-1

Here is the code:

s = 'Waitematā'
w = open('test.txt','w')
w.write(s)
w.close()

I get the following error.

UnicodeEncodeError: 'charmap' codec can't encode character '\u0101' in position 8: character maps to <undefined> The string will print with the macron a, ā. However, I am not able to write this to a .txt or .csv file.

Am I able to swap our the macron a, ā for no macron? Thanks for the help in advance.

2 Answers2

0

Note that if you open a file with open('text.txt', 'w') and write a string to it, you are not writing a string to a file, but writing the encoded string into the file. What encoding used depends on your LANG environment variable or other factors.

To force UTF-8, as you suggested in title, you can try this:

w = open('text.txt', 'wb') # note for binary
w.write(s.encode('utf-8')) # convert str into byte explicitly
w.close()
adrtam
  • 6,991
  • 2
  • 12
  • 27
0

As documented in open:

In text mode, if encoding is not specified the encoding used is platform dependent: locale.getpreferredencoding(False) is called to get the current locale encoding.

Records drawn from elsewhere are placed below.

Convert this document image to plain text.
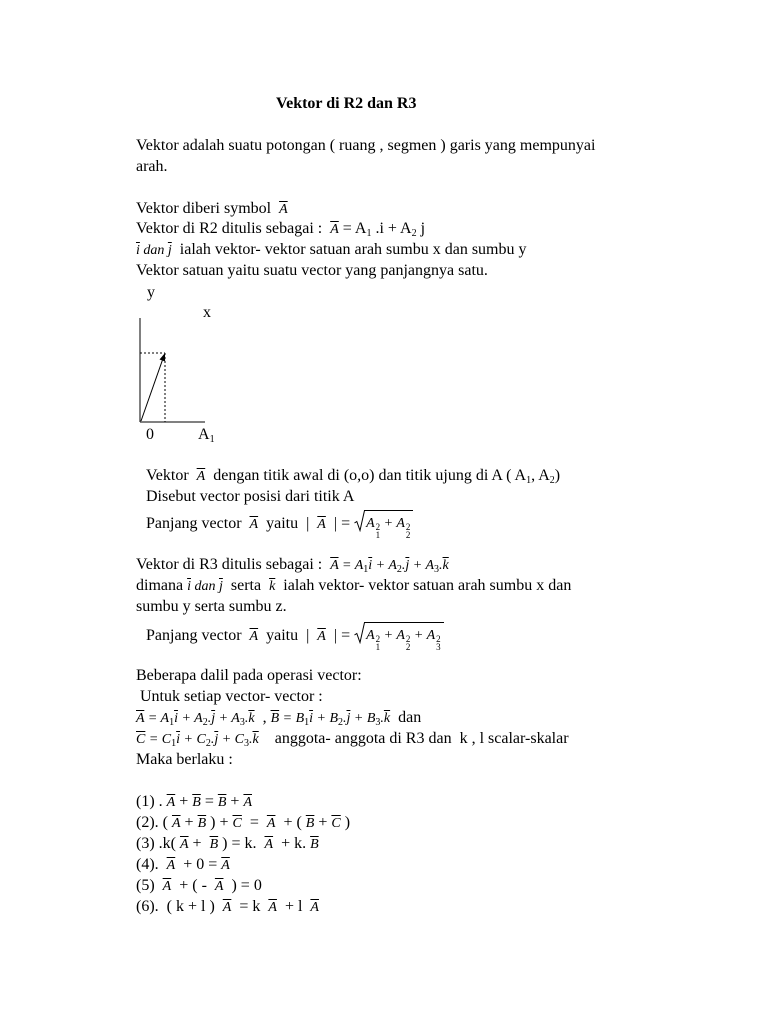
Vektor di R2 dan R3
Vektor adalah suatu potongan ( ruang , segmen ) garis yang mempunyai
arah.
Vektor diberi symbol  $\overline{A}$
Vektor di R2 ditulis sebagai :  $\overline{A} = A1$ .i + A2 j
$\overline{i}$ dan $\overline{j}$  ialah vektor- vektor satuan arah sumbu x dan sumbu y
Vektor satuan yaitu suatu vector yang panjangnya satu.
y
x
0	A1
Vektor  $\overline{A}$  dengan titik awal di (o,o) dan titik ujung di A ( A1, A2)
Disebut vector posisi dari titik A
Panjang vector  $\overline{A}$  yaitu  |  $\overline{A}$  | = A 2
1
+ A 2
2
Vektor di R3 ditulis sebagai :  $\overline{A} = A1\overline{i} + A2.\overline{j} + A3.\overline{k}$
dimana $\overline{i}$ dan $\overline{j}$  serta  $\overline{k}$  ialah vektor- vektor satuan arah sumbu x dan
sumbu y serta sumbu z.
Panjang vector  $\overline{A}$  yaitu  |  $\overline{A}$  | = A 2
1
+ A 2
2
+ A 2
3
Beberapa dalil pada operasi vector:
Untuk setiap vector- vector :
$\overline{A} = A1\overline{i} + A2.\overline{j} + A3.\overline{k}$  , $\overline{B} = B1\overline{i} + B2.\overline{j} + B3.\overline{k}$  dan
$\overline{C} = C1\overline{i} + C2.\overline{j} + C3.\overline{k}$    anggota- anggota di R3 dan  k , l scalar-skalar
Maka berlaku :
(1) . $\overline{A} + \overline{B} = \overline{B} + \overline{A}$
(2). ( $\overline{A} + \overline{B}$ ) + $\overline{C} = \overline{A}$  + ( $\overline{B} + \overline{C}$ )
(3) .k( $\overline{A} + \overline{B}$ ) = k.  $\overline{A} + k$. $\overline{B}$
(4).  $\overline{A} + 0 = \overline{A}$
(5)  $\overline{A}$  + ( -  $\overline{A}$  ) = 0
(6).  ( k + l )  $\overline{A} = k$  $\overline{A} + l$  $\overline{A}$
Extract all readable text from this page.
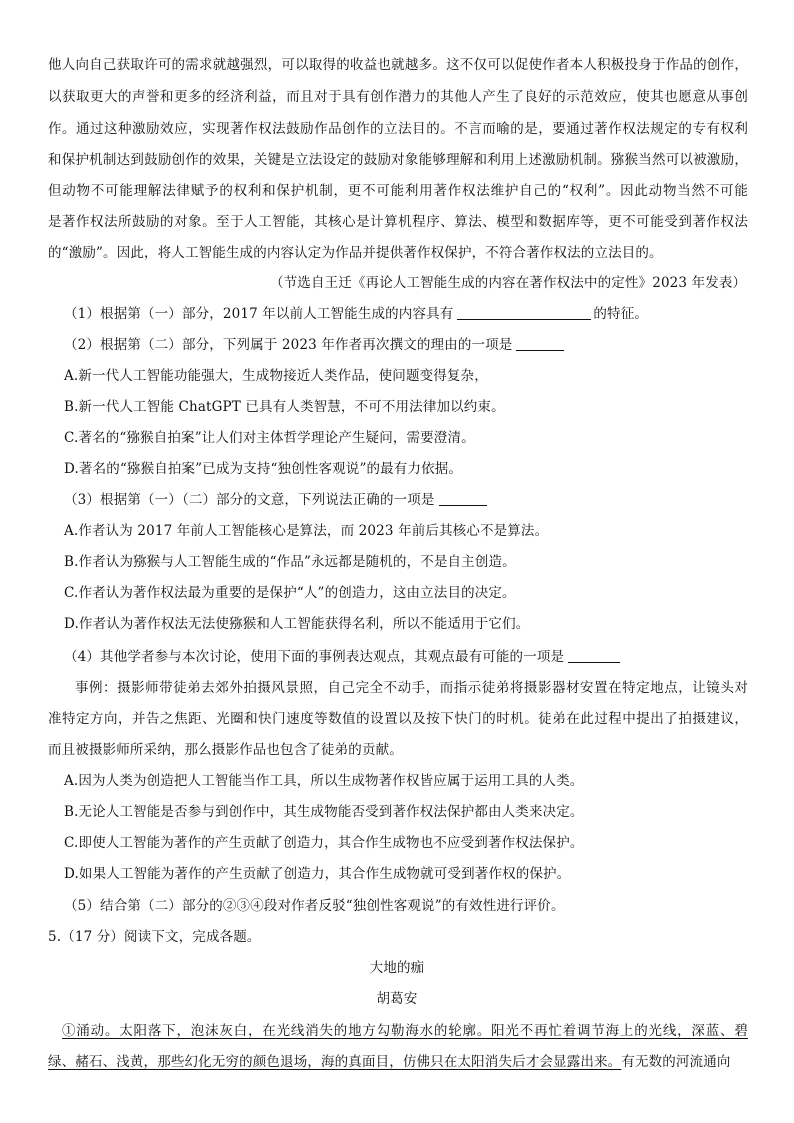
他人向自己获取许可的需求就越强烈，可以取得的收益也就越多。这不仅可以促使作者本人积极投身于作品的创作，
以获取更大的声誉和更多的经济利益，而且对于具有创作潜力的其他人产生了良好的示范效应，使其也愿意从事创
作。通过这种激励效应，实现著作权法鼓励作品创作的立法目的。不言而喻的是，要通过著作权法规定的专有权利
和保护机制达到鼓励创作的效果，关键是立法设定的鼓励对象能够理解和利用上述激励机制。猕猴当然可以被激励，
但动物不可能理解法律赋予的权利和保护机制，更不可能利用著作权法维护自己的“权利”。因此动物当然不可能
是著作权法所鼓励的对象。至于人工智能，其核心是计算机程序、算法、模型和数据库等，更不可能受到著作权法
的“激励”。因此，将人工智能生成的内容认定为作品并提供著作权保护，不符合著作权法的立法目的。
（节选自王迁《再论人工智能生成的内容在著作权法中的定性》2023 年发表）
（1）根据第（一）部分，2017 年以前人工智能生成的内容具有	的特征。
（2）根据第（二）部分，下列属于 2023 年作者再次撰文的理由的一项是
A.新一代人工智能功能强大，生成物接近人类作品，使问题变得复杂，
B.新一代人工智能 ChatGPT 已具有人类智慧，不可不用法律加以约束。
C.著名的“猕猴自拍案”让人们对主体哲学理论产生疑问，需要澄清。
D.著名的“猕猴自拍案”已成为支持“独创性客观说”的最有力依据。
（3）根据第（一）（二）部分的文意，下列说法正确的一项是
A.作者认为 2017 年前人工智能核心是算法，而 2023 年前后其核心不是算法。
B.作者认为猕猴与人工智能生成的“作品”永远都是随机的，不是自主创造。
C.作者认为著作权法最为重要的是保护“人”的创造力，这由立法目的决定。
D.作者认为著作权法无法使猕猴和人工智能获得名利，所以不能适用于它们。
（4）其他学者参与本次讨论，使用下面的事例表达观点，其观点最有可能的一项是
事例：摄影师带徒弟去郊外拍摄风景照，自己完全不动手，而指示徒弟将摄影器材安置在特定地点，让镜头对
准特定方向，并告之焦距、光圈和快门速度等数值的设置以及按下快门的时机。徒弟在此过程中提出了拍摄建议，
而且被摄影师所采纳，那么摄影作品也包含了徒弟的贡献。
A.因为人类为创造把人工智能当作工具，所以生成物著作权皆应属于运用工具的人类。
B.无论人工智能是否参与到创作中，其生成物能否受到著作权法保护都由人类来决定。
C.即使人工智能为著作的产生贡献了创造力，其合作生成物也不应受到著作权法保护。
D.如果人工智能为著作的产生贡献了创造力，其合作生成物就可受到著作权的保护。
（5）结合第（二）部分的②③④段对作者反驳“独创性客观说”的有效性进行评价。
5.（17 分）阅读下文，完成各题。
大地的痂
胡葛安
①涌动。太阳落下，泡沫灰白，在光线消失的地方勾勒海水的轮廓。阳光不再忙着调节海上的光线，深蓝、碧
绿、赭石、浅黄，那些幻化无穷的颜色退场，海的真面目，仿佛只在太阳消失后才会显露出来。有无数的河流通向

Not all encodings support all Unicode characters. Since the encoding is platform dependent when not specified, it is better and more portable to be explicit and call out the encoding when reading or writing a text file. UTF-8 supports all Unicode code points:

s = 'Waitematā'
with open('text.txt','w',encoding='utf8') as w:
   w.write(s)
Mark Tolonen
  • 166,664
  • 26
  • 169
  • 251